Abissal busca cura e renovação na nova música 'Floresta'
Floresta
A Abissal lança pela Casalago Records, Floresta, segundo single de Flashes, próximo EP da banda de Jundiaí (SP). Produzida por Gui Godoy, a faixa conduz a sonoridade do quarteto por guitarras limpas, texturas dinâmicas e uma base rítmica que avança sem perder a leveza.
Curta e direta, “Floresta” apresenta uma face mais solar da Abissal. A referência de In Rainbows, do Radiohead, aparece na combinação entre timbres quentes, sobreposições discretas e uma construção rítmica que foge da condução linear.
O resultado mantém elementos do rock alternativo e do post-rock presentes nos trabalhos anteriores, agora aproximados de uma escrita mais concisa e acessível.
A sensação de movimento atravessa toda a música. Baixo e bateria sustentam um andamento “para a frente”, enquanto as guitarras abrem espaços e alternam intensidade ao redor da voz.
Em vez de caminhar para uma grande explosão instrumental, como ocorria em “Ametista”, a composição preserva a fluidez e encontra força no groove.
A letra parte da ideia de um banho de floresta, prática associada à permanência consciente em ambientes naturais. Na canção, essa imersão surge como caminho para a cura, a renovação e a passagem entre diferentes momentos da vida.
Os versos “O vento sopra / O virar da era” condensam essa transição em uma imagem simples, sem transformar a experiência em uma narrativa fechada.
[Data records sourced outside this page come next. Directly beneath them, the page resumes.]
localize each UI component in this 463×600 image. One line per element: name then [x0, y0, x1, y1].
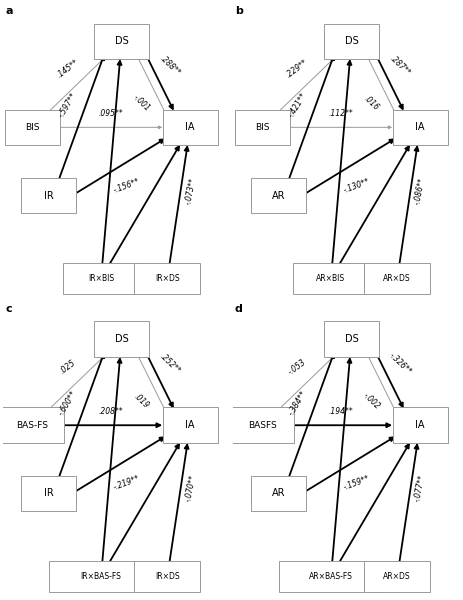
- Text: AR: AR: [271, 191, 285, 200]
- FancyBboxPatch shape: [363, 263, 430, 294]
- Text: -.156**: -.156**: [112, 176, 141, 194]
- Text: .145**: .145**: [55, 58, 80, 80]
- Text: -.384**: -.384**: [286, 389, 308, 417]
- Text: IR: IR: [44, 488, 53, 499]
- Text: -.002: -.002: [360, 391, 381, 411]
- Text: IR×BIS: IR×BIS: [88, 274, 114, 283]
- Text: .287**: .287**: [388, 53, 412, 77]
- FancyBboxPatch shape: [134, 561, 200, 592]
- Text: BASFS: BASFS: [248, 421, 276, 430]
- Text: IA: IA: [185, 420, 194, 430]
- FancyBboxPatch shape: [94, 23, 149, 59]
- FancyBboxPatch shape: [234, 110, 289, 145]
- Text: .252**: .252**: [158, 352, 182, 375]
- FancyBboxPatch shape: [324, 23, 378, 59]
- Text: -.219**: -.219**: [112, 474, 141, 492]
- Text: a: a: [5, 6, 13, 16]
- Text: -.597**: -.597**: [56, 91, 78, 119]
- Text: -.086**: -.086**: [413, 176, 426, 205]
- FancyBboxPatch shape: [230, 407, 294, 443]
- Text: IA: IA: [185, 122, 194, 133]
- FancyBboxPatch shape: [278, 561, 382, 592]
- FancyBboxPatch shape: [163, 110, 217, 145]
- Text: IR×DS: IR×DS: [155, 274, 179, 283]
- Text: -.053: -.053: [286, 357, 307, 376]
- Text: AR×BAS-FS: AR×BAS-FS: [308, 572, 352, 581]
- Text: BIS: BIS: [255, 123, 269, 132]
- Text: IR: IR: [44, 191, 53, 200]
- Text: DS: DS: [344, 334, 357, 344]
- Text: b: b: [234, 6, 242, 16]
- Text: AR×BIS: AR×BIS: [316, 274, 345, 283]
- Text: IA: IA: [414, 420, 424, 430]
- Text: -.326**: -.326**: [387, 350, 413, 376]
- FancyBboxPatch shape: [5, 110, 60, 145]
- FancyBboxPatch shape: [49, 561, 153, 592]
- Text: DS: DS: [114, 334, 128, 344]
- Text: -.421**: -.421**: [286, 91, 308, 119]
- Text: IR×BAS-FS: IR×BAS-FS: [81, 572, 121, 581]
- Text: BIS: BIS: [25, 123, 40, 132]
- Text: -.130**: -.130**: [341, 176, 370, 194]
- Text: .112**: .112**: [328, 109, 353, 118]
- Text: .095**: .095**: [99, 109, 124, 118]
- Text: AR: AR: [271, 488, 285, 499]
- Text: AR×DS: AR×DS: [382, 572, 410, 581]
- Text: -.600**: -.600**: [56, 389, 78, 417]
- FancyBboxPatch shape: [250, 476, 305, 511]
- FancyBboxPatch shape: [324, 322, 378, 357]
- Text: -.070**: -.070**: [183, 474, 197, 503]
- Text: DS: DS: [344, 37, 357, 46]
- Text: .025: .025: [58, 358, 77, 376]
- FancyBboxPatch shape: [0, 407, 64, 443]
- Text: DS: DS: [114, 37, 128, 46]
- Text: .019: .019: [131, 392, 150, 410]
- Text: IR×DS: IR×DS: [155, 572, 179, 581]
- Text: -.001: -.001: [131, 93, 151, 113]
- FancyBboxPatch shape: [250, 178, 305, 214]
- Text: .229**: .229**: [284, 58, 309, 80]
- FancyBboxPatch shape: [134, 263, 200, 294]
- Text: .194**: .194**: [328, 407, 353, 416]
- FancyBboxPatch shape: [392, 110, 446, 145]
- FancyBboxPatch shape: [63, 263, 139, 294]
- Text: -.073**: -.073**: [183, 176, 197, 205]
- Text: .288**: .288**: [158, 53, 182, 77]
- Text: c: c: [5, 304, 12, 314]
- Text: .016: .016: [361, 94, 380, 112]
- Text: .208**: .208**: [99, 407, 124, 416]
- FancyBboxPatch shape: [392, 407, 446, 443]
- FancyBboxPatch shape: [21, 476, 76, 511]
- Text: BAS-FS: BAS-FS: [17, 421, 48, 430]
- Text: IA: IA: [414, 122, 424, 133]
- FancyBboxPatch shape: [293, 263, 368, 294]
- Text: AR×DS: AR×DS: [382, 274, 410, 283]
- FancyBboxPatch shape: [21, 178, 76, 214]
- FancyBboxPatch shape: [163, 407, 217, 443]
- FancyBboxPatch shape: [94, 322, 149, 357]
- Text: d: d: [234, 304, 242, 314]
- Text: -.077**: -.077**: [413, 474, 426, 503]
- Text: -.159**: -.159**: [341, 474, 370, 492]
- FancyBboxPatch shape: [363, 561, 430, 592]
Esse movimento também dialoga com a fase atual da Abissal. Depois de um período de amadurecimento artístico e reestruturação profissional, a banda passou a trabalhar com maior atenção à dinâmica, aos arranjos e às possibilidades de contraste dentro das músicas. “Floresta” traduz essa mudança por meio de uma composição mais luminosa, sem romper com a densidade construída nos lançamentos anteriores.
De “Sutra” a Flashes
Formada por Murilo Ferragut na voz e guitarra, Bruno Cavalcanti no baixo, Dan na guitarra e Uncas na bateria, a Abissal desenvolveu sua identidade a partir do rock alternativo e do grunge dos anos 1990. Nos trabalhos recentes, o quarteto ampliou esse repertório com elementos de dream pop, indie e post-rock.
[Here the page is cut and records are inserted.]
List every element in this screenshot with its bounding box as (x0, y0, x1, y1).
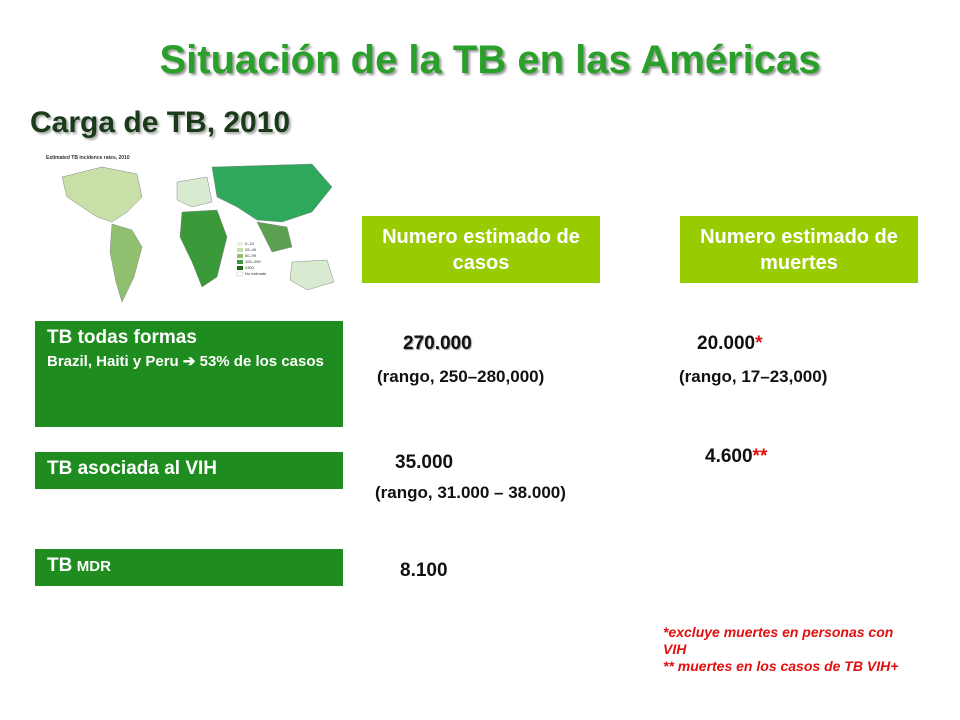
row-label-box: TB MDR (35, 549, 343, 586)
map-title: Estimated TB incidence rates, 2010 (46, 155, 130, 161)
footnote: *excluye muertes en personas con VIH (663, 624, 894, 657)
map-legend: 50–99 (245, 253, 257, 258)
row-note: Brazil, Haiti y Peru ➔ 53% de los casos (47, 353, 324, 370)
cases-value: 8.100 (400, 560, 448, 581)
footnotes: *excluye muertes en personas con VIH ** … (663, 624, 908, 675)
column-header: Numero estimado de casos (362, 216, 600, 283)
footnote: ** muertes en los casos de TB VIH+ (663, 658, 899, 674)
deaths-number: 20.000 (697, 333, 756, 354)
slide-title: Situación de la TB en las Américas (159, 38, 821, 82)
map-legend: No estimate (245, 271, 267, 276)
map-legend: 25–49 (245, 247, 257, 252)
row-label-small: MDR (76, 558, 111, 575)
deaths-value: 4.600** (705, 446, 767, 468)
row-label: TB todas formas (47, 327, 197, 348)
deaths-footnote-mark: ** (752, 446, 768, 467)
map-legend: ≥300 (245, 265, 255, 270)
cases-range: (rango, 31.000 – 38.000) (375, 483, 566, 502)
world-map: Estimated TB incidence rates, 2010 0–24 … (42, 152, 348, 312)
row-label-box: TB todas formas Brazil, Haiti y Peru ➔ 5… (35, 321, 343, 427)
deaths-value: 20.000* (697, 333, 763, 355)
cases-range: (rango, 250–280,000) (377, 367, 545, 386)
row-label-box: TB asociada al VIH (35, 452, 343, 489)
map-legend: 0–24 (245, 241, 255, 246)
row-label: TB asociada al VIH (47, 458, 218, 479)
cases-value: 35.000 (395, 452, 454, 473)
slide-subtitle: Carga de TB, 2010 (30, 106, 291, 139)
column-header: Numero estimado de muertes (680, 216, 918, 283)
map-legend: 100–299 (245, 259, 261, 264)
cases-value: 270.000 (403, 333, 472, 354)
deaths-footnote-mark: * (755, 333, 763, 354)
deaths-number: 4.600 (705, 446, 753, 467)
row-label: TB (47, 555, 73, 576)
deaths-range: (rango, 17–23,000) (679, 367, 828, 386)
A mudança ganhou forma em março com Sutra, EP de cinco faixas lançado pela Casalago Records. O trabalho percorre temas como espiritualidade, autoconhecimento, elaboração de traumas e catarse, alternando guitarras densas, passagens contemplativas e construções instrumentais expansivas.
Composto por “Sutra”, “Ouroboros”, “Meu Templo”, “O Caminho” e “Miracéu”, o EP estabeleceu uma linguagem mais atmosférica para a banda. A produção de Gui Godoy teve papel central nesse processo, especialmente na experimentação com timbres, na pré-produção dos arranjos e no equilíbrio entre peso e silêncio.
Lançada em junho, “Ametista” abriu o ciclo de Flashes. A faixa transforma lembranças em dissolução em uma progressão que começa contida, ganha novas camadas e desemboca em um final instrumental de maior carga emocional. Se Sutra olhava para a espiritualidade e para a elaboração de conflitos internos, o novo EP se concentra na maneira fragmentada como as memórias reaparecem.
“Floresta” amplia esse conceito ao tratar a passagem do tempo pelo campo da renovação. Dentro de Flashes, a música ocupa um espaço mais rítmico e luminoso, mostrando que o novo repertório da Abissal também pode encontrar profundidade em estruturas enxutas, melodias abertas e movimentos de energia.